ANCONA – Aumenta la qualità dei falsi nell’arte anche se numericamente la falsificazione è ancora contenuta nelle Marche. È quanto emerge dal convegno in programma oggi alla Mole Vanvitelliana, ospitato negli spazi del Museo Omero, e dal titolo “La contraffazione dei Beni Culturali”.
Ad aprire l’incontro, dopo i saluti del presidente del museo Aldo Grassini e dell’assessore alla Cultura Paolo Marasca, il maggiore Carmelo Grasso, comandante del Nucleo carabinieri tutela patrimonio culturale di Ancona. «Dai dati in nostro possesso – dice Grasso – emerge che non c’è un frequente ricorso al falso nelle opere d’arte ma vediamo che la qualità sta aumentando quindi anche la difficoltà per percepirla. La falsificazione è contenuta ma va monitorata». Nei dati diffusi e relativi all’ultimo anno di attività del nucleo, nelle Marche sono state 463 le denunce per la tutela del patrimonio artistico e che hanno riguardato per 123 l’ambito architettonico, 143 per l’antiquariato, 16 per i falsi e 179 relative al paesaggio.

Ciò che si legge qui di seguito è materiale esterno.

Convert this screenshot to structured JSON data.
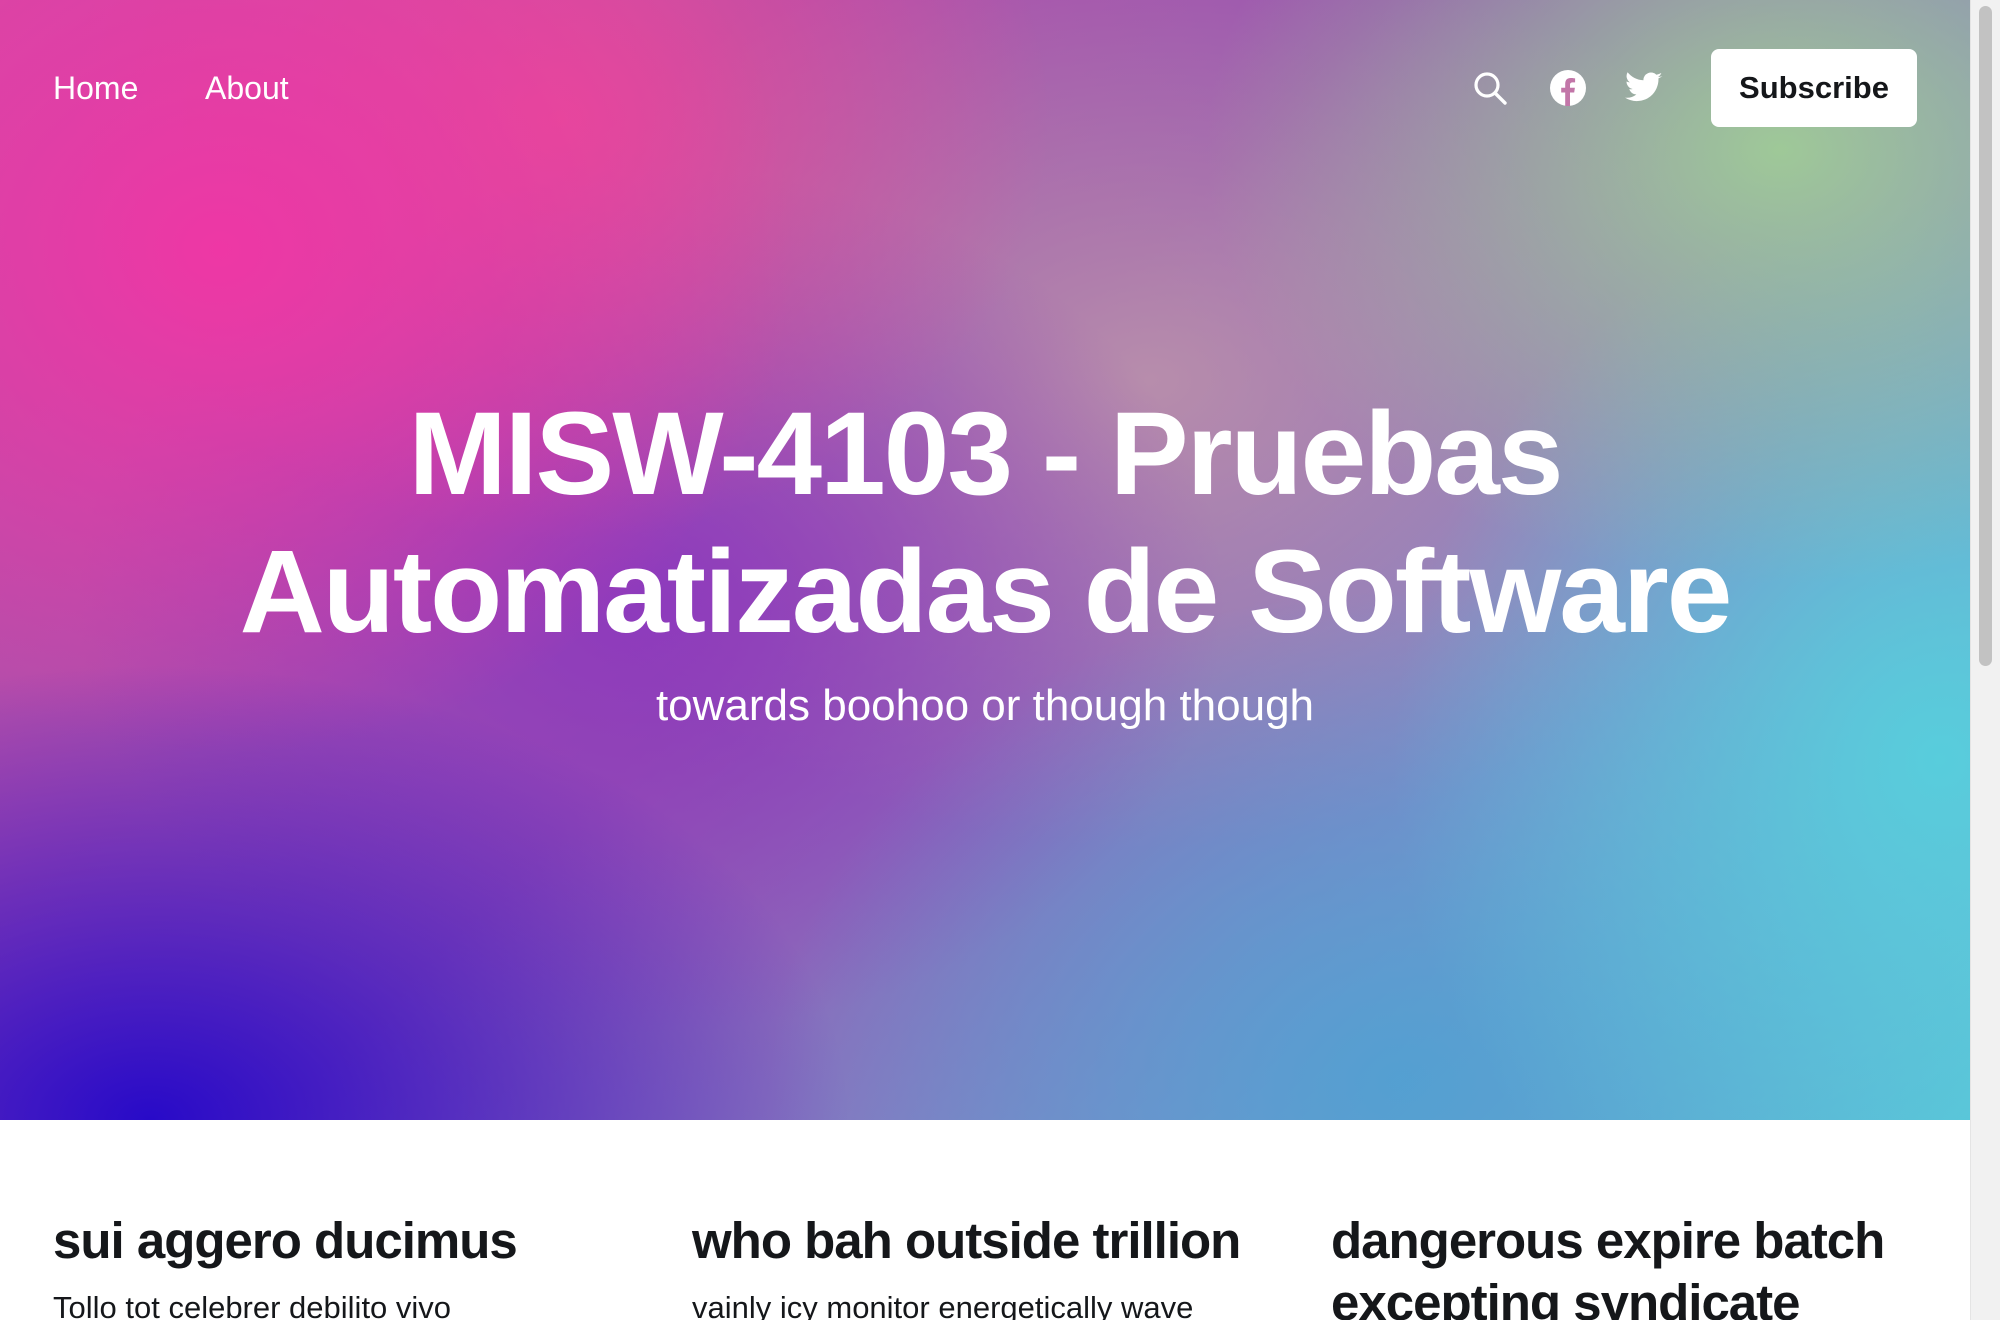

Tra i reperti falsi smascherati e portati da esempio all’attività dei carabinieri, rientra la scultura in bronzo attribuita a Picasso e recuperata ad Ascoli nel 2007.
«In alcuni casi – continua Grasso – ha avuto importanza trovare anche il calco dell’opera che sembrava vera ma non lo era». Come il cinghiale di Antonio Ligabue ritrovato a Torino sempre nel 2007.
La contraffazione maggiore riscontrata oggi è per l’arte contemporanea. «Soprattutto quadri – dice Grassi – di autori quali Nino Caffè (pittore e incisore, ndr) e Mario Schifano».
Per i reperti archeologici è stato scoperto anche un laboratorio del falso a Roma che riproduceva vasi e anfore che poi sotterrava per farle trovare all’acquirente. Letto un decalogo per scoprire falsi e contraffazioni e che rimanda sempre a consultare le fondazioni dell’artista che sanno dire se l’opera appartiene o meno al nome che viene fatto passare.
Il convegno è proseguito con gli interventi dell’archeologa Maria Raffaella Ciuccarelli, che sta seguendo il discusso scavo di piazza Colocci a Jesi, e della grafologa Maria Concetta Aquilino, consulente nel manoscritto di Leopardi oggetto di una vicenda giudiziaria attualmente in corso. «Il bordo del tratto frastagliato in una scritta – spiega la grafologa – è tipico di una fotocopia e quindi di un falso». Il convegno ha visto in chiusura l’intervento del direttore della Pinacoteca civica di Ascoli Stefano Papetti che ha fatto un excursus sui falsi e falsari nell’arte italiana tra l’800 e il ‘900.
Hanno partecipato al convegno gli studenti del quinto anno dell’istituto d’arte Mannucci di Jesi.